Bialik'in tamamen seküler anlatıları, şiirleri kadar iyi bilinmemektedir. Yahudi edebiyatında kolektif bir kaderi değil, bireysel bir psikolojik deneyimi tasvir eden ilk eserler oldukları söylenir. Doğayı coşkulu bir şehvetle betimlerler, ancak bazen belki de biraz fazla duygusallığa kaçarlar. İncil'in diliyle belirgin bir şekilde eğitilmiş, açık ve klasik üslup, Rus-Amerikan kültürel Siyonist Menahem Ribalov'u şöyle demeye sevk etmiştir: "Bialik'in İbranice kullanımında onunla bir paralellik bulmak için peygamberlere geri dönmek gerekir."

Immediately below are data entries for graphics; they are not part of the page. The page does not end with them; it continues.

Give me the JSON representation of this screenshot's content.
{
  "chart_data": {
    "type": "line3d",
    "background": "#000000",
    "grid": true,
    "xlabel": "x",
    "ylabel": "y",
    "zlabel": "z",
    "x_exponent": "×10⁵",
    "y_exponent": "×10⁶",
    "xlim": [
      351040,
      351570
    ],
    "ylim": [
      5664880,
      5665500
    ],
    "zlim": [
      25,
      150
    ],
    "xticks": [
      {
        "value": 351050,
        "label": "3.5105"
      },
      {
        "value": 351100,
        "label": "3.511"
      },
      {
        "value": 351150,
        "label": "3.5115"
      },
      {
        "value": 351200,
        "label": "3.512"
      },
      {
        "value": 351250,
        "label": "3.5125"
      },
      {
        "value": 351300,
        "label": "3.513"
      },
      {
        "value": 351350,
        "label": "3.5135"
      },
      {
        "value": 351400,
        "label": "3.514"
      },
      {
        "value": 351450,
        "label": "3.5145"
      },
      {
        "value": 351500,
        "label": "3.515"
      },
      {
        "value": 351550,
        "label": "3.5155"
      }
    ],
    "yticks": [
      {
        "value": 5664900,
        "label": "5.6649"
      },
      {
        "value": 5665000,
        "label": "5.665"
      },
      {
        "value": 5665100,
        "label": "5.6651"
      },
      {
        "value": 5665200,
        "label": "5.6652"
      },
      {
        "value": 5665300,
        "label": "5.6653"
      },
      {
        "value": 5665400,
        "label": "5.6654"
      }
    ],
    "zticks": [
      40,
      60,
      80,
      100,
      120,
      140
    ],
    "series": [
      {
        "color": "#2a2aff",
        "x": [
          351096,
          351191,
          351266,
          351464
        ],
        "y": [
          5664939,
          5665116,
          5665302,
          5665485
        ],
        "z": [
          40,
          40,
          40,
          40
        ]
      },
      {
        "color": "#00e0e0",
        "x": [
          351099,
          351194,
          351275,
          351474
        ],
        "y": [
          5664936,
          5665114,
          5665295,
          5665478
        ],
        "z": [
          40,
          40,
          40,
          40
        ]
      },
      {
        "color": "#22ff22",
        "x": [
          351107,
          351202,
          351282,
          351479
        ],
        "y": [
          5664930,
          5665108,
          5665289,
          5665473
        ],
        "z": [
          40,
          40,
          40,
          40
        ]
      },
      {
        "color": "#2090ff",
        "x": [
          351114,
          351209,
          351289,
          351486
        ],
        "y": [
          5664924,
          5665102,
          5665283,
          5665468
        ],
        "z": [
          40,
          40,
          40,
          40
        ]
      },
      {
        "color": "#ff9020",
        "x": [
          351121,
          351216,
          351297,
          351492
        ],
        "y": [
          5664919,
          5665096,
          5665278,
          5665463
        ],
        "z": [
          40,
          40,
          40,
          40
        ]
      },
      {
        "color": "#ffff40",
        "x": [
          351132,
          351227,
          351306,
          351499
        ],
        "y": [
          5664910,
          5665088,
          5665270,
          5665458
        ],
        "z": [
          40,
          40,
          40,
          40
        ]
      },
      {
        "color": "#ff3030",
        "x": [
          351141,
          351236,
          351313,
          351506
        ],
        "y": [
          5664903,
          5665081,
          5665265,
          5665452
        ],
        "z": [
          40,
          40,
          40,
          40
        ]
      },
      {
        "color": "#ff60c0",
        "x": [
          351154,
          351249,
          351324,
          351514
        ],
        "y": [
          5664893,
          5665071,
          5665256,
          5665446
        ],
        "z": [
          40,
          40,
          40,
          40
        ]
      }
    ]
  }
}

Bialik, 1921'de diğer İbranice yazarlarla birlikte Odessa'dan ayrıldı. Çıkış izinleri muhtemelen Maksim Gorki aracılığıyla alınmıştı. Ekim Devrimi'nin birçok muhalifi gibi, o da ilk olarak Berlin'e gitti ve 1923'te 50. doğum gününü kutlamak için eserlerinin bir baskısı burada yayımlandı. Eşlik eden kutlamalara katılmadığı söylenir. 1924'te Bialik ve eşi nihayet Filistin'e döndü. Tel Aviv'de inşa ettirdiği şık modernist villa, şu anda müze ve arşiv olarak hizmet veriyor. İsrailli milli şair, 1934'te Viyana'da geçirdiği bir ameliyattan sonra kalp yetmezliğinden öldüğünde, İsrail Devleti'nin kurulmasına kadar on dört yıl geçecekti.
Chaim Nachman Bialik: Vahşi Büyüme. Volhynia Hikayeleri. İbraniceden Ruth Achlama tarafından çevrilmiştir. CH Beck Verlag, Münih 2025. 299 sayfa, Fr. 38.90.